Donc, il est prévisible, il est possible ?
- "Le pire est toujours possible, il n'est jamais sûr, selon la formule consacrée. Donc, il y a l'amorce d'une récession aux Etats-Unis, et les événements du 11 septembre ont amplifié le risque. A partir de là, que faire ? Annoncer des chiffres inférieurs à ceux qui étaient affichés il y a plusieurs mois ? Pourquoi pas, si cela doit être un signe de réalisme."
Pour prendre au sérieux les Français, quand même !
- "Mais si c'est aussi pour renforcer le pessimisme, mieux vaut l'éviter. Il faut essayer, dans des périodes difficiles, comme nous l'avons fait dans des périodes plus simples, plus faciles, d'être à la fois volontaire dans l'action et sérieux dans la gestion. Volontaire dans l'action, cela veut dire qu'il est possible de soutenir la croissance. Il est même indispensable de le faire. Soutenir la croissance, c'est soutenir d'abord la consommation. C'est ce qui a été souhaité par le Gouvernement dans ce projet de budget à travers la Prime à l'emploi et les baisses d'impôts. C'est aussi soutenir la demande des entreprises, c'est-à-dire l'investissement public. C'est vrai qu'il serait bon qu'il puisse y avoir des actions européennes qui puissent être engagées, parce que sans l'investissement privé, il ne peut y avoir d'économie dynamique."
Concrètement, sur l'aide aux entreprises, qu'est-ce qui peut être prévu, qu'est-ce que vous pourriez annoncer, ou en tout cas, à quoi seriez-vous favorable ?
- "Déjà, dans le projet de budget, il y a la baisse de la taxe professionnelle."
Est-ce qu'il faut l'accentuer ?
- "Elle va de toute façon disparaître sur la base salaires. Cela veut dire que les entreprises qui ont des salariés ne doivent plus payer leur taxe professionnelle, compte tenu des emplois qu'ils ont pu créer dans le passé ou qu'ils voudraient créer dans l'avenir. C'est déjà un premier point. Deuxièmement, il y a la baisse de l'impôt sur les sociétés qui a été prévue."
Est-ce que ce qui est prévu dans le budget suffira, puisque les choses bougent ?

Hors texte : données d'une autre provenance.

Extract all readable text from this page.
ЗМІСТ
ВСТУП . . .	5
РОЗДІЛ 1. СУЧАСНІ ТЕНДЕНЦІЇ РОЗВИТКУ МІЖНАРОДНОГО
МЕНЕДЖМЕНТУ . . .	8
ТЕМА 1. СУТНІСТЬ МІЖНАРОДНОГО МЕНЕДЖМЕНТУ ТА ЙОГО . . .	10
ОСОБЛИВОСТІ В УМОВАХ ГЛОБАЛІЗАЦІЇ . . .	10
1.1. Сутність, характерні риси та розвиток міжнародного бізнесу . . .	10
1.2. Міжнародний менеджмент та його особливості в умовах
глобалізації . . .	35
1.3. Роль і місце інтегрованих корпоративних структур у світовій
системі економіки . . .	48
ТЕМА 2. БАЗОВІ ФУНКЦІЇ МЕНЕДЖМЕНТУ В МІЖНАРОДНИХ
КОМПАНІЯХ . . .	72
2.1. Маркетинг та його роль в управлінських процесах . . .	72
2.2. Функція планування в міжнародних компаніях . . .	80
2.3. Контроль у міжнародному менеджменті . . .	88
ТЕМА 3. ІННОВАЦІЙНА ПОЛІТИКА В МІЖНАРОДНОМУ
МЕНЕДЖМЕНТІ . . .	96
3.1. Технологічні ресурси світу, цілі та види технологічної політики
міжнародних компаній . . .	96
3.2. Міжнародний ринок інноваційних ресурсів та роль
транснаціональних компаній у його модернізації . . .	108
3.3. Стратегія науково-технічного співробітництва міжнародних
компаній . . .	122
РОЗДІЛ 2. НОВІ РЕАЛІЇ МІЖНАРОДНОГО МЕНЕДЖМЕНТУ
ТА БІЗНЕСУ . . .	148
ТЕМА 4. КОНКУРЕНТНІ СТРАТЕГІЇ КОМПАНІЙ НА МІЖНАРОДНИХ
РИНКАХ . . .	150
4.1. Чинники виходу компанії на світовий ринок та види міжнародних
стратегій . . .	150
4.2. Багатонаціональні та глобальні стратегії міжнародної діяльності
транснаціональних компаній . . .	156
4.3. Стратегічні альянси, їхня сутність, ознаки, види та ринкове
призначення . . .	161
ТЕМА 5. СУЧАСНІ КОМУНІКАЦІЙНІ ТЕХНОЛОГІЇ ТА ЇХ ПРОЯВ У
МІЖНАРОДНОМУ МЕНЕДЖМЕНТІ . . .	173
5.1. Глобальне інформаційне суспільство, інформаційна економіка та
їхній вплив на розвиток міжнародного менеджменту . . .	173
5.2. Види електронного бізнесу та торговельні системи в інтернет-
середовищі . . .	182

- "Nous verrons bien. Pour l'instant, des premières décisions ont été prises pour l'emploi. Il est très important que sur le chômage de longue durée, sur l'emploi des jeunes, sur la requalification des salariés, il puisse y avoir une action. Et d'ailleurs, ceux qui nous avaient critiqués - cela peut arriver - en 1997 déjà, pour avoir créé les emplois-jeunes, pour avoir favorisé la lutte contre le chômage de longue durée, en nous disant qu'ils n'ont pas besoin de ces dispositifs, doivent constater aujourd'hui, quand la croissance peut se ralentir, qu'il est indispensable d'avoir ces mesures volontaristes. Deuxièmement, s'il apparaissait - et c'est possible - que dans les semaines qui viennent ou dans les mois qui viennent, il y ait encore, compte tenu de ce qui se passe aux Etats-Unis, un risque de ralentissement, alors, il faudrait remettre du carburant dans la machine, sans doute au niveau européen."

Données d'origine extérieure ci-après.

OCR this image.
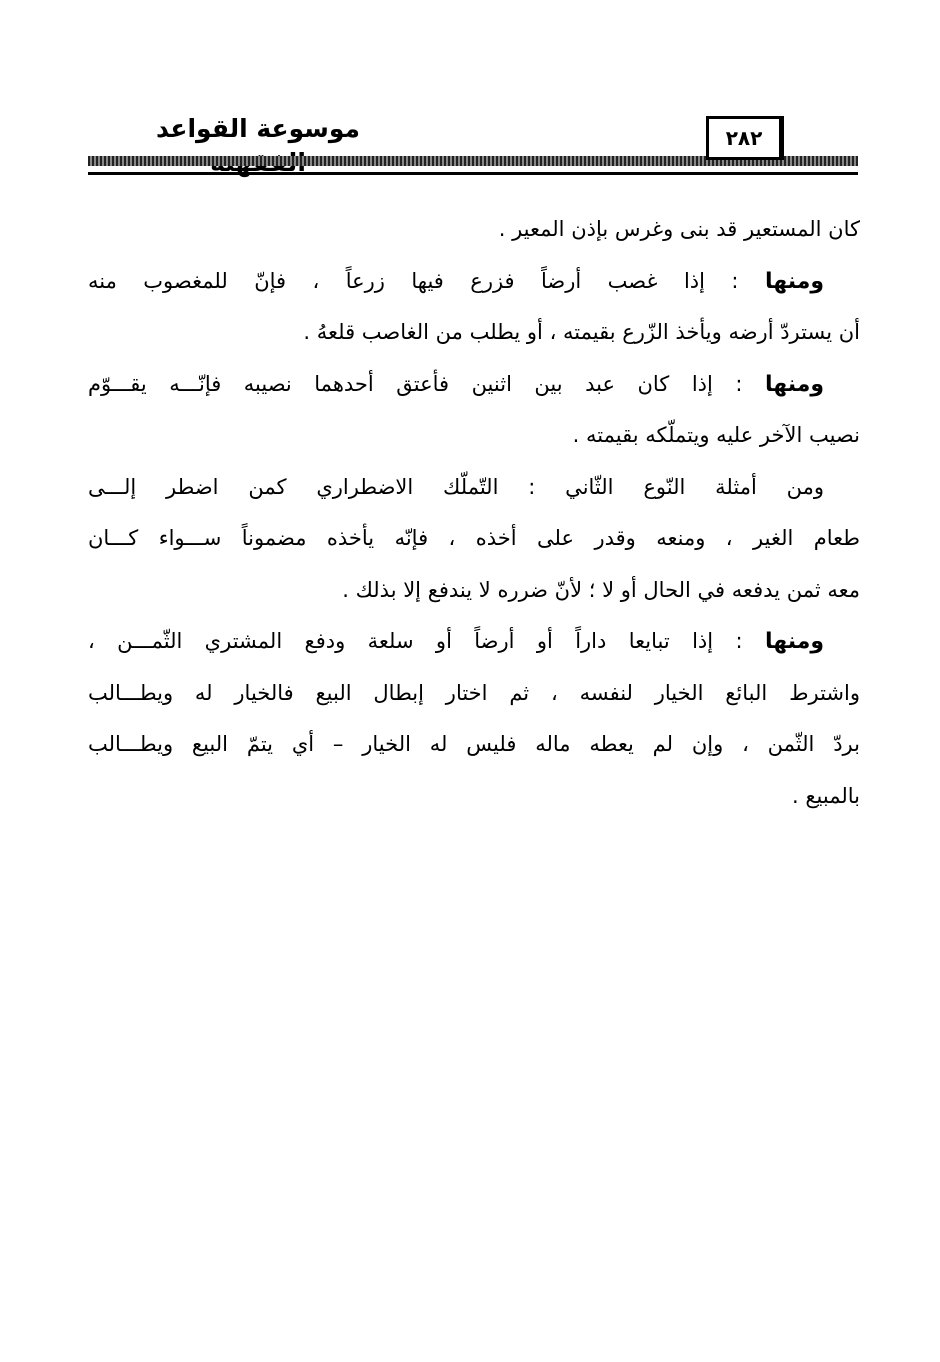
موسوعة القواعد	٢٨٢
كان المستعير قد بنى وغرس بإذن المعير .
ومنها : إذا غصب أرضاً فزرع فيها زرعاً ، فإنّ للمغصوب منه
أن يستردّ أرضه ويأخذ الزّرع بقيمته ، أو يطلب من الغاصب قلعهُ .
ومنها : إذا كان عبد بين اثنين فأعتق أحدهما نصيبه فإنّـــه يقـــوّم
نصيب الآخر عليه ويتملّكه بقيمته .
ومن أمثلة النّوع الثّاني : التّملّك الاضطراري كمن اضطر إلـــى
طعام الغير ، ومنعه وقدر على أخذه ، فإنّه يأخذه مضموناً ســـواء كـــان
معه ثمن يدفعه في الحال أو لا ؛ لأنّ ضرره لا يندفع إلا بذلك .
ومنها : إذا تبايعا داراً أو أرضاً أو سلعة ودفع المشتري الثّمـــن ،
واشترط البائع الخيار لنفسه ، ثم اختار إبطال البيع فالخيار له ويطـــالب
بردّ الثّمن ، وإن لم يعطه ماله فليس له الخيار – أي يتمّ البيع ويطـــالب
بالمبيع .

Par exemple, concrètement ?
- "Sans doute au niveau européen, à travers une coordination des politiques budgétaires, sans doute aussi au niveau national, par rapport à la consommation et à la demande des entreprises. Mais n'allons pas trop vite. Essayons de graduer nos décisions en fonction de la situation. Ne brûlons pas toutes nos cartouches sinon, nous nous retrouverions dans une situation comparable à celle des années 90. Je veux néanmoins préciser cela pour nos auditeurs : nous sommes avec des taux d'intérêt qui n'ont jamais été aussi bas, nous sommes avec un prix du pétrole qui est faible, nous sommes avec des décisions budgétaires, notamment aux Etats-Unis et en Europe, qui sont plutôt accommodantes par rapport à la nécessité de la relance. Alors, dans ces conditions-là, il ne faut surtout pas perdre confiance. Il faut affirmer - et c'est ce que fait le gouvernement de L. Jospin - une volonté d'agir et un sérieux dans la gestion."